3D Simultaneous Post-Contrast T1/T2 Mapping and Synthetic Multi-Contrast Late Gadolinium Enhancement at 0.55T

Objectives: To propose and validate a simplified method for 3D simultaneous post-contrast parametric mapping and synthetic late gadolinium enhancement (LGE) imaging at 0.55T for comprehensive whole-heart myocardial tissue characterization. Materials and Methods: A 3D joint T1/T2 mapping research sequence is adopted from a previous study. Three interleaved volumes with inversion recovery (IR) preparation, no magnetization preparation, and T2 preparation were acquired with image navigators to enable 100% respiratory scan efficiency. Intrinsically co-registered 3D T1, T2, and proton density maps were calculated using a dictionary-matching method, and Bloch equation-based IR and T2 preparation-IR (T2IR) signal models were proposed to generate multi-contrast 3D synthetic LGE images. In vivo evaluation included 10 data sets from a porcine myocardial infarction model to validate the performance of the proposed 3D method in comparison with that of separately scanned 2D reference sequences including post-contrast T1 mapping, pre-contrast T2 mapping, and LGE. Results: For the 10 swine data sets, 2D and 3D T1/T2 maps had consistent findings regarding the changes in T1/T2 values of myocardial infarction, presenting significantly decreased post-contrast T1 (2D: 279±48 vs. 472±44 ms, P <0.01; 3D: 355±32 vs. 597±48 ms, P <0.01) and increased T2 (2D: 102.4±11.5 vs. 66.4±3.1 ms, P <0.01; 3D: 71.0±5.3 vs. 39.4±4.5 ms, P <0.01) in scar compared with remote myocardium. 3D multi-contrast LGE images were successfully generated without additional scan and provided excellent image contrasts.

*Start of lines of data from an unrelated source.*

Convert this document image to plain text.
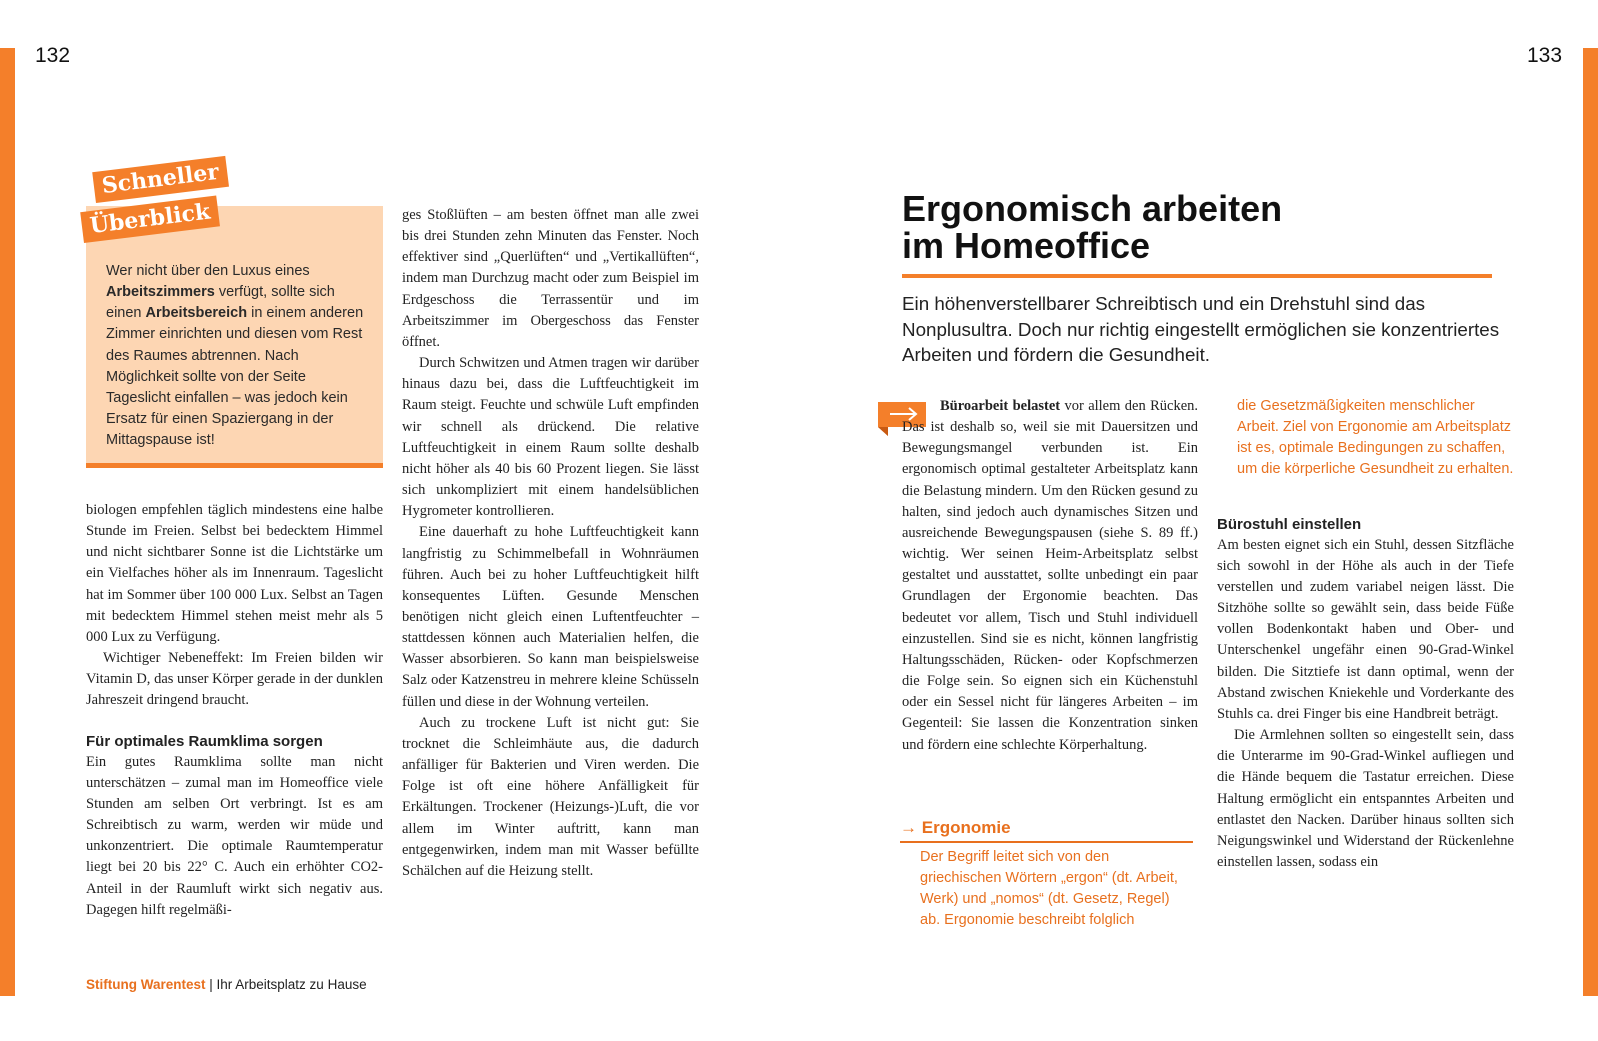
132	133
Wer nicht über den Luxus eines Arbeitszimmers verfügt, sollte sich einen Arbeitsbereich in einem anderen Zimmer einrichten und diesen vom Rest des Raumes abtrennen. Nach Möglichkeit sollte von der Seite Tageslicht einfallen – was jedoch kein Ersatz für einen Spaziergang in der Mittagspause ist!
Schneller
Überblick

biologen empfehlen täglich mindestens eine halbe Stunde im Freien. Selbst bei bedecktem Himmel und nicht sichtbarer Sonne ist die Lichtstärke um ein Vielfaches höher als im Innenraum. Tageslicht hat im Sommer über 100 000 Lux. Selbst an Tagen mit bedecktem Himmel stehen meist mehr als 5 000 Lux zu Verfügung.

Wichtiger Nebeneffekt: Im Freien bilden wir Vitamin D, das unser Körper gerade in der dunklen Jahreszeit dringend braucht.

Für optimales Raumklima sorgen

Ein gutes Raumklima sollte man nicht unterschätzen – zumal man im Homeoffice viele Stunden am selben Ort verbringt. Ist es am Schreibtisch zu warm, werden wir müde und unkonzentriert. Die optimale Raumtemperatur liegt bei 20 bis 22° C. Auch ein erhöhter CO2-Anteil in der Raumluft wirkt sich negativ aus. Dagegen hilft regelmäßi-

ges Stoßlüften – am besten öffnet man alle zwei bis drei Stunden zehn Minuten das Fenster. Noch effektiver sind „Querlüften“ und „Vertikallüften“, indem man Durchzug macht oder zum Beispiel im Erdgeschoss die Terrassentür und im Arbeitszimmer im Obergeschoss das Fenster öffnet.

Durch Schwitzen und Atmen tragen wir darüber hinaus dazu bei, dass die Luftfeuchtigkeit im Raum steigt. Feuchte und schwüle Luft empfinden wir schnell als drückend. Die relative Luftfeuchtigkeit in einem Raum sollte deshalb nicht höher als 40 bis 60 Prozent liegen. Sie lässt sich unkompliziert mit einem handelsüblichen Hygrometer kontrollieren.

Eine dauerhaft zu hohe Luftfeuchtigkeit kann langfristig zu Schimmelbefall in Wohnräumen führen. Auch bei zu hoher Luftfeuchtigkeit hilft konsequentes Lüften. Gesunde Menschen benötigen nicht gleich einen Luftentfeuchter – stattdessen können auch Materialien helfen, die Wasser absorbieren. So kann man beispielsweise Salz oder Katzenstreu in mehrere kleine Schüsseln füllen und diese in der Wohnung verteilen.

Auch zu trockene Luft ist nicht gut: Sie trocknet die Schleimhäute aus, die dadurch anfälliger für Bakterien und Viren werden. Die Folge ist oft eine höhere Anfälligkeit für Erkältungen. Trockener (Heizungs-)Luft, die vor allem im Winter auftritt, kann man entgegenwirken, indem man mit Wasser befüllte Schälchen auf die Heizung stellt.

Ergonomisch arbeiten
im Homeoffice

Ein höhenverstellbarer Schreibtisch und ein Drehstuhl sind das Nonplusultra. Doch nur richtig eingestellt ermöglichen sie konzentriertes Arbeiten und fördern die Gesundheit.

Büroarbeit belastet vor allem den Rücken. Das ist deshalb so, weil sie mit Dauersitzen und Bewegungsmangel verbunden ist. Ein ergonomisch optimal gestalteter Arbeitsplatz kann die Belastung mindern. Um den Rücken gesund zu halten, sind jedoch auch dynamisches Sitzen und ausreichende Bewegungspausen (siehe S. 89 ff.) wichtig. Wer seinen Heim-Arbeitsplatz selbst gestaltet und ausstattet, sollte unbedingt ein paar Grundlagen der Ergonomie beachten. Das bedeutet vor allem, Tisch und Stuhl individuell einzustellen. Sind sie es nicht, können langfristig Haltungsschäden, Rücken- oder Kopfschmerzen die Folge sein. So eignen sich ein Küchenstuhl oder ein Sessel nicht für längeres Arbeiten – im Gegenteil: Sie lassen die Konzentration sinken und fördern eine schlechte Körperhaltung.

→ Ergonomie
Der Begriff leitet sich von den griechischen Wörtern „ergon“ (dt. Arbeit, Werk) und „nomos“ (dt. Gesetz, Regel) ab. Ergonomie beschreibt folglich
die Gesetzmäßigkeiten menschlicher Arbeit. Ziel von Ergonomie am Arbeitsplatz ist es, optimale Bedingungen zu schaffen, um die körperliche Gesundheit zu erhalten.
Bürostuhl einstellen

Am besten eignet sich ein Stuhl, dessen Sitzfläche sich sowohl in der Höhe als auch in der Tiefe verstellen und zudem variabel neigen lässt. Die Sitzhöhe sollte so gewählt sein, dass beide Füße vollen Bodenkontakt haben und Ober- und Unterschenkel ungefähr einen 90-Grad-Winkel bilden. Die Sitztiefe ist dann optimal, wenn der Abstand zwischen Kniekehle und Vorderkante des Stuhls ca. drei Finger bis eine Handbreit beträgt.

Die Armlehnen sollten so eingestellt sein, dass die Unterarme im 90-Grad-Winkel aufliegen und die Hände bequem die Tastatur erreichen. Diese Haltung ermöglicht ein entspanntes Arbeiten und entlastet den Nacken. Darüber hinaus sollten sich Neigungswinkel und Widerstand der Rückenlehne einstellen lassen, sodass ein

Stiftung Warentest | Ihr Arbeitsplatz zu Hause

Compared with 2D LGE, 3D synthetic bright-blood IR-LGE had improved scar-to-myocardium contrast ( P <0.01) with comparable image contrasts of scar-to-blood ( P =0.08) and blood-to-myocardium ( P =0.71), synthetic gray-blood IR-LGE had improved scar-to-blood and scar-to-myocardium contrast ( P <0.01) with comparable blood-to-myocardium contrast ( P =0.06), whereas synthetic dark-blood T2IR-LGE demonstrated significant differences regarding all tissue contrasts ( P <0.01). Conclusions: The proposed method provided imaging findings consistent with 2D references and shows promise for comprehensive myocardial tissue characterization in a single simple scan.